Meeting the Missouri River
St. Charles County, Missouri
St. Charles County is located at the confluence of the Mississippi and Missouri Rivers meet just north and east of St. Louis. On the Illinois side of the Mississippi River are steep limestone bluffs and their counterparts in Missouri are about 15 miles inland. This line of low hills that surround the farmlands of the floodplain are not steep because they are made largely of shale that does not form vertical cliffs. The alluvial soil of the floodplains is fertile and productive and has been attracting human cultivation for hundreds of years. Between 900 and 1350 the pre-Columbian Native Americans were drawn to the area concentrating mainly at Cahokia across the Mississippi in Illinois. Several Cahokia type mounds have been found near Portage des Sioux and north of St. Charles.
The first recorded Europeans to reach St. Charles County were Father Jacques Marquette and Louis Joliet who were exploring the Mississippi River Valley. In June 1673 on seeing the confluence of the Mississippi and Missouri Marquette wrote in his journal, “I have seen nothing more dreadful. An accumulation of large and entire trees, branches and floating islands was issuing from the mouth of the river, with such impetuosity that we could not, without great danger, risk passing through it.” While the point of confluence has changed over time as the rivers make new channels, the meeting of the two rivers can be seen at Confluence Point State Park.
European interest in the region was limited mainly to fur trapping until the late 18th century. The first Europeans to live in St. Charles County were 15 Spanish soldiers who manned a blockhouse in 1767 at the confluence to ensure that boats going up the Missouri had a trading license. In 1769 a French-Canadian named Louis Blanchette established the first European settlement on the Missouri River. Blanchette named the village Les Petite Cotes (The Little Hills, later to become San Carlos) because of the low bluffs along the Missouri River running along the length of the town.

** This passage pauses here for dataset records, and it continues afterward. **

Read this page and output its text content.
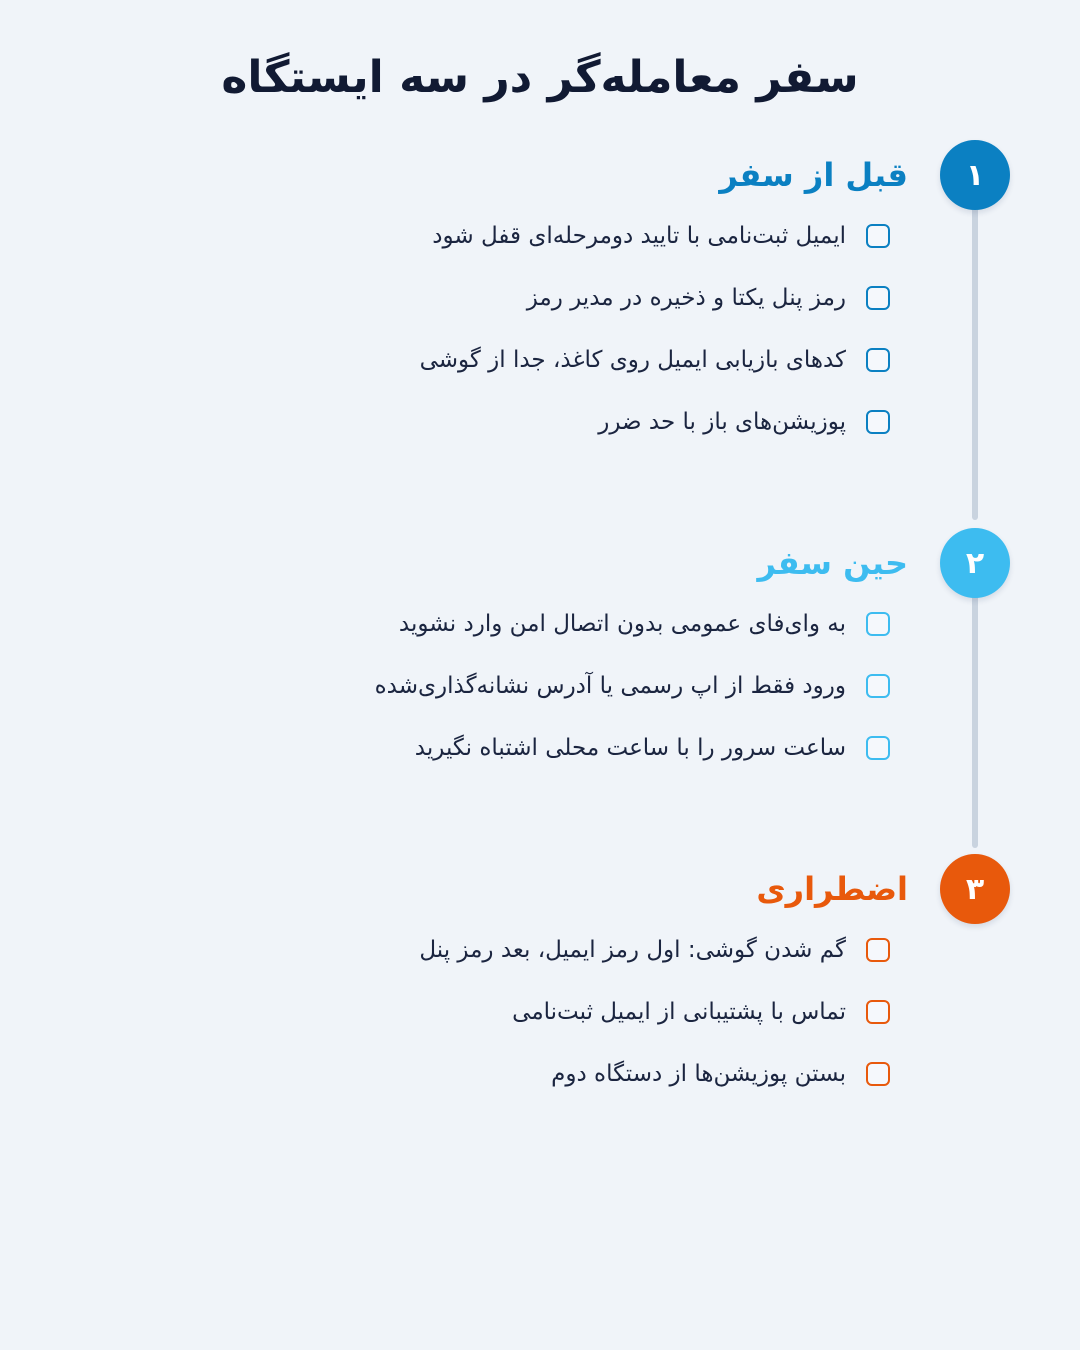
سفر معامله‌گر در سه ایستگاه
۱
قبل از سفر
ایمیل ثبت‌نامی با تایید دومرحله‌ای قفل شود
رمز پنل یکتا و ذخیره در مدیر رمز
کدهای بازیابی ایمیل روی کاغذ، جدا از گوشی
پوزیشن‌های باز با حد ضرر
۲
حین سفر
به وای‌فای عمومی بدون اتصال امن وارد نشوید
ورود فقط از اپ رسمی یا آدرس نشانه‌گذاری‌شده
ساعت سرور را با ساعت محلی اشتباه نگیرید
۳
اضطراری
گم شدن گوشی: اول رمز ایمیل، بعد رمز پنل
تماس با پشتیبانی از ایمیل ثبت‌نامی
بستن پوزیشن‌ها از دستگاه دوم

The first American settlers began arriving in the 1790s. Daniel Boone, the famous frontiersman, became one of the first American settlers in St. Charles County by building a home in Defiance in 1799. In 1804, when the Louisiana Purchase was finalized, San Carlos’ name was Anglicized to St. Charles. On May 16, 1804, William Clark arrived in St. Charles, still at the time a predominately French community, with the main body of the Corps of Discovery to await the arrival of Meriwether Lewis who still in St. Louis. Lewis arrived from St. Louis on May 20, and the expedition resumed their epic journey up the Missouri the next day. St. Charles has been designated as a Lewis and Clark site on the Lewis and Clark National Historic Trail and is the home of the Lewis & Clark Boat House and Nature Center.
When Missouri became a state in 1821 two adjoining Federal-style brick buildings on Main Street in St. Charles served as the seat of state government until 1826, when the capitol building in Jefferson City was ready. The buildings were bought by the state in 1961 and were restored and are located within an easy walk from the new St. Charles Visitors Center. There are also a large variety of restaurants, specialty shops, and bed and breakfasts located in the historic St. Charles Historic District.
Even to this day the Mississippi and Missouri Rivers are major national highways in the Midwest. But until the mid 19th century they were the primary routes of transportation in Middle America whether by canoe, keelboat, or steamboat. The railroad arrived in St. Charles County in the 1850s and became the major mode of travel until paved roads began being built in the 1920s. The Katy Trail, the old route of the Missouri-Kansas-Texas rail line and Missouri’s longest state park, begins in Frontier Park in St. Charles and follows the Missouri River until it reaches Clinton in western Missouri.
German immigrants began arriving in large numbers beginning in the 1830s and by the 1850s largely towns with a strong German heritage like Augusta were prospering. The Germans began making wine soon after their arrival and the vineyards in the area had achieved a reputation for excellence by the 1850s. The vineyards were dealt a severe blow by Prohibition began to revive in the late 1960s and Highway 94 has become known as the Weinstrasse, or "The Wine Road." Today Augusta’s economy caters to visitors and offers antique shops, small boutiques, restaurants, and bed and breakfast inns.
Located just north of St. Louis and within an easy drive from both the city and St. Louis County, St. Charles County offers its visitors a diverse array of attractions and events, historical heritage, natural beauty, and friendly people.